Hakan Albayrak (Yeni Şafak Gazetesi Yazarı):
"Bu bizim hayatımızın yolculuğu. Bir sürü sıkıntım ve gerginliğim vardı, hepsi uçup gitti. Müthiş bir huzur duyuyorum. Bu gemiye Gazzeliler 'Nûh'un Gemisi' diyorlar. Neden? Çünkü insanlardan nümûneler var. En büyük damgayı da Müslümanlar'ın vurduğu bu gemi bu. Dün Ürdünlü bir abimiz güzel bir laf etti, 'Yeniden ümmet oluyoruz' diye. Bu gemi, ümmet olma yolunda bir işaret. Ayrıca bu yolculuğun, hayatî tehlike dahil, birçok riskini de görüyorlar."

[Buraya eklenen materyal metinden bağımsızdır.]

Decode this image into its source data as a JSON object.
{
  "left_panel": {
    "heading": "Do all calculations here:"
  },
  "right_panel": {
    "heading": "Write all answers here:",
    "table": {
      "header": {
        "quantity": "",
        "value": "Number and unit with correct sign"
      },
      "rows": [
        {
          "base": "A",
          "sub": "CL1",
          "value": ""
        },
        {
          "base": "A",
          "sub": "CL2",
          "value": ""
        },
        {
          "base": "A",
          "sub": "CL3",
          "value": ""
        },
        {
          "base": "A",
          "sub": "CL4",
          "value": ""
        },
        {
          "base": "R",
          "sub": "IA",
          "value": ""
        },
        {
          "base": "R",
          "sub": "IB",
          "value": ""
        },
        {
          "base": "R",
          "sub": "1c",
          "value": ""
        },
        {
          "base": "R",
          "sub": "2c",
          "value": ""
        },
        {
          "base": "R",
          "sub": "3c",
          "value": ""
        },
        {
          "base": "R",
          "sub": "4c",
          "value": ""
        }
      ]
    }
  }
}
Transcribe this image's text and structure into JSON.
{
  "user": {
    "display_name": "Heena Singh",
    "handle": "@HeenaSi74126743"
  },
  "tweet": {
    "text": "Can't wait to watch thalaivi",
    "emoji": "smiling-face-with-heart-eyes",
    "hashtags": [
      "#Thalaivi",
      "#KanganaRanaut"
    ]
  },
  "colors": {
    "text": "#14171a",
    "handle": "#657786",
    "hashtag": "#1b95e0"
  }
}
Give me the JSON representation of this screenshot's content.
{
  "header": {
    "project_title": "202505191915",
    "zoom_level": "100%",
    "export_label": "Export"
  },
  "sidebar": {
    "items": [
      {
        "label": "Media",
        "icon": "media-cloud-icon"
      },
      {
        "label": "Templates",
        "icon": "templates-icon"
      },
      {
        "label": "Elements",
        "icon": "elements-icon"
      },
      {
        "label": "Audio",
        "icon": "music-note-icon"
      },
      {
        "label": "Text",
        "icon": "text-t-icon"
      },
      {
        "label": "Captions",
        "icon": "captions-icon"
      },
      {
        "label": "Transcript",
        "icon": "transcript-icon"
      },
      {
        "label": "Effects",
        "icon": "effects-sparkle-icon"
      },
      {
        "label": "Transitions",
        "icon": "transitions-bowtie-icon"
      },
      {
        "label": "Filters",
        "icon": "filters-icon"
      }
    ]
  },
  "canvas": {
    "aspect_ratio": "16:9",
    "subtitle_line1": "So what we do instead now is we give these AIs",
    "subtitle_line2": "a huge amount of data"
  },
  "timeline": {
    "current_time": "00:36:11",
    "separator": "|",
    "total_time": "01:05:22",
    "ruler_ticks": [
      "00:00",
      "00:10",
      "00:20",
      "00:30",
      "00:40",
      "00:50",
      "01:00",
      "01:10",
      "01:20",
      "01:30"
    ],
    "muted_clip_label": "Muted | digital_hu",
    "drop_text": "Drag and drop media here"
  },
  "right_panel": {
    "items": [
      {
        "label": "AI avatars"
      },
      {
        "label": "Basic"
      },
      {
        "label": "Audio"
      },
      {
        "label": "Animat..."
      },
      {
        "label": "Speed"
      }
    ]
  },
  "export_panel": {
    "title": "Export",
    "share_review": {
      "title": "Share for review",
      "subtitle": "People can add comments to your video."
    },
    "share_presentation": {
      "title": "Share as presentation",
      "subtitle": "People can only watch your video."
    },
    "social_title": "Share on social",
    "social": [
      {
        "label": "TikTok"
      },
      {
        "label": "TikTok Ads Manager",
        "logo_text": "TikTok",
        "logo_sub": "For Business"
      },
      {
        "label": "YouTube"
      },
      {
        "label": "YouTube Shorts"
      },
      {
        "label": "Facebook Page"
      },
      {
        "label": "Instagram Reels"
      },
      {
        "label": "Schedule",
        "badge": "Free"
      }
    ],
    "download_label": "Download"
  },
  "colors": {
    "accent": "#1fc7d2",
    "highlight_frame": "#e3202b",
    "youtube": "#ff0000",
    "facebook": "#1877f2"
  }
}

Mukadder Tanoviç (Bosna – Hersek'te Yayınlanan Oslobođenje Gazetesi Muhabiri):
" İnsanlığın ayıbının giderilmesine vesile olacağız. Oradaki ablukadan kaynaklanan birçok sıkıntıyı anlatmaya gerek yok. Biz Bosna savaşında da aynı duyguları yaşadık, onları en iyi anlayan biz Bosna halkıyız. Onların kısıtlanan özgürlükleri, abluka altına alınan hayatları, açlık, susuzluk gibi çileleri. Çocukları için ağlayan anneler, babalar. Oradaki çocuklar için gelecek hayâlleri yok, sadece hayatta kalma endişesi var. Orada tüm insanlığın ayıbı, utancı var. Biz inşaallâh bunu ortadan kaldıracağız. Bu gemi, büyük bir aksiyon, büyük bir eylem ve onurlu, şerefli bir yolculuktur. Biz inşaallâh Gazze halkının sesi ve vicdanı olacağız. Benim bu gemiye katılmamın tek sebebi var: Ben şehîd olmak için katıldım. Sadece, şehîd olabilirim umuduyla geldim."